In 1982 Karl Clark, D. Lynn Mattingly and other TNG members formed United Citizens for Human Rights (UCHR). The UCHR, Clark noted, was “the open political arm of the Tuesday Night Group. We were out of the closets and our names could be used in the paper and so on. We met with the politicians on a one to one basis.” In 1982, which Clark called a “watershed year” in Broward politics, “Anne MacKenzie, Peter Deutsch, and Peter Weinstein accredited the UCHR and the gay community for their victories.”

One of the losing candidates that year was Dennis Foley, who ran for the Florida House of Representatives against Debby Sanderson. According to Clark, “Dennis was the president of the Democratic Club of Wilton Manors. After the election was over Dennis asked me to take the charter and revitalize the Club. In November of 1982 we held an election and I was elected president. Then we went to John Lomelo, who was the chair of the Democratic Executive Committee, and told him we wanted to change the name to the Dolphin Democratic Club of Broward County. He had no problem with that and so we became a county-wide club.” Lomelo also persuaded Clark and other Dolphin Club members to run for and serve in the Democratic Executive Committee – as openly lesbian or gay people.

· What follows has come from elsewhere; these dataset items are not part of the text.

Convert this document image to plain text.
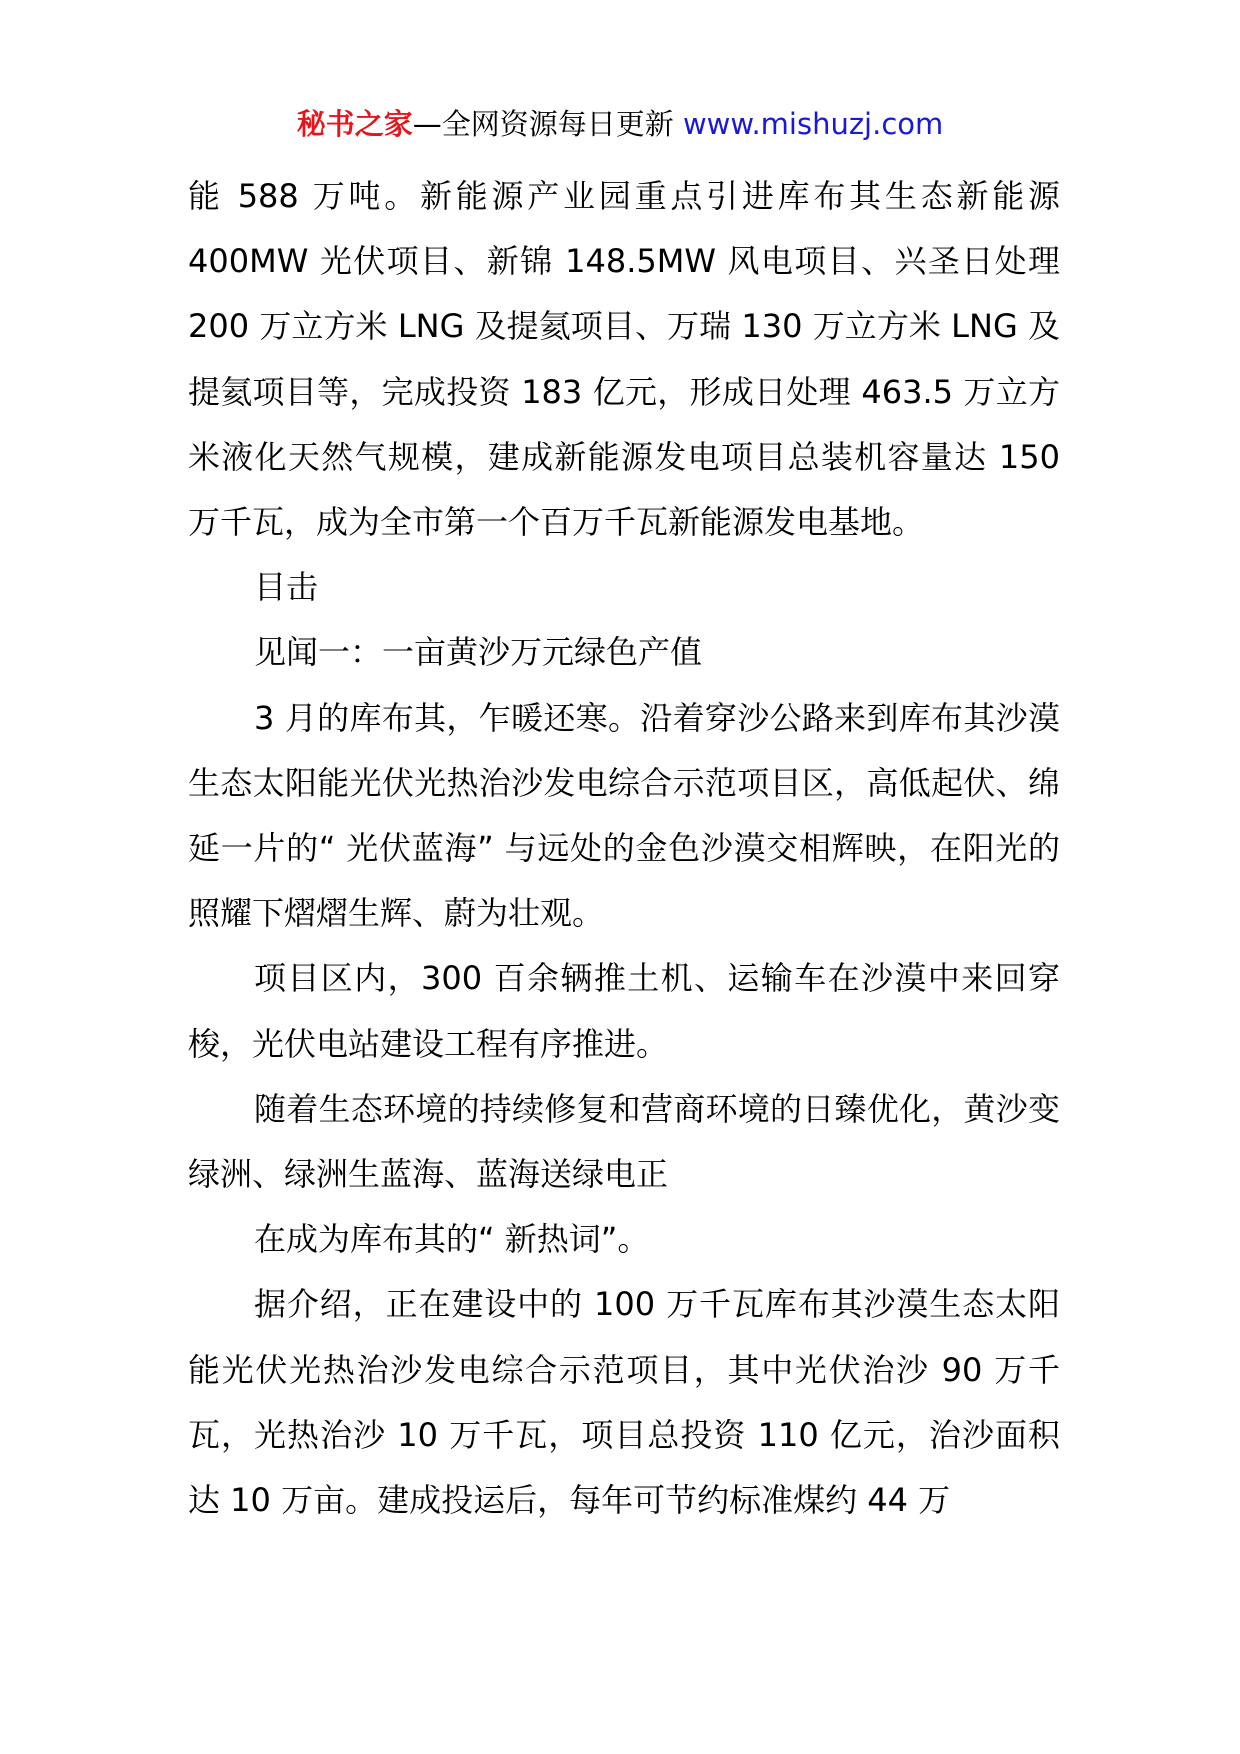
秘书之家—全网资源每日更新 www.mishuzj.com

能 588 万吨。新能源产业园重点引进库布其生态新能源 400MW 光伏项目、新锦 148.5MW 风电项目、兴圣日处理 200 万立方米 LNG 及提氦项目、万瑞 130 万立方米 LNG 及提氦项目等，完成投资 183 亿元，形成日处理 463.5 万立方米液化天然气规模，建成新能源发电项目总装机容量达 150 万千瓦，成为全市第一个百万千瓦新能源发电基地。

目击

见闻一：一亩黄沙万元绿色产值

3 月的库布其，乍暖还寒。沿着穿沙公路来到库布其沙漠生态太阳能光伏光热治沙发电综合示范项目区，高低起伏、绵延一片的“ 光伏蓝海” 与远处的金色沙漠交相辉映，在阳光的照耀下熠熠生辉、蔚为壮观。

项目区内，300 百余辆推土机、运输车在沙漠中来回穿梭，光伏电站建设工程有序推进。

随着生态环境的持续修复和营商环境的日臻优化，黄沙变绿洲、绿洲生蓝海、蓝海送绿电正

在成为库布其的“ 新热词”。

据介绍，正在建设中的 100 万千瓦库布其沙漠生态太阳能光伏光热治沙发电综合示范项目，其中光伏治沙 90 万千瓦，光热治沙 10 万千瓦，项目总投资 110 亿元，治沙面积达 10 万亩。建成投运后，每年可节约标准煤约 44 万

Though the Tuesday Night Group broke up in the mid-eighties, its influence on our community is still felt today. The Dolphin Democratic Club continues to represent Broward’s LGBT Democrats. The UCHR, under the leadership of Lynn Mattingly and her successors, functioned for years as the non-partisan arm of our community. It also served as a training ground for a new generation of activists who, after the “gay rights” referendum of 1990, went on to form GUARD and other advocacy groups.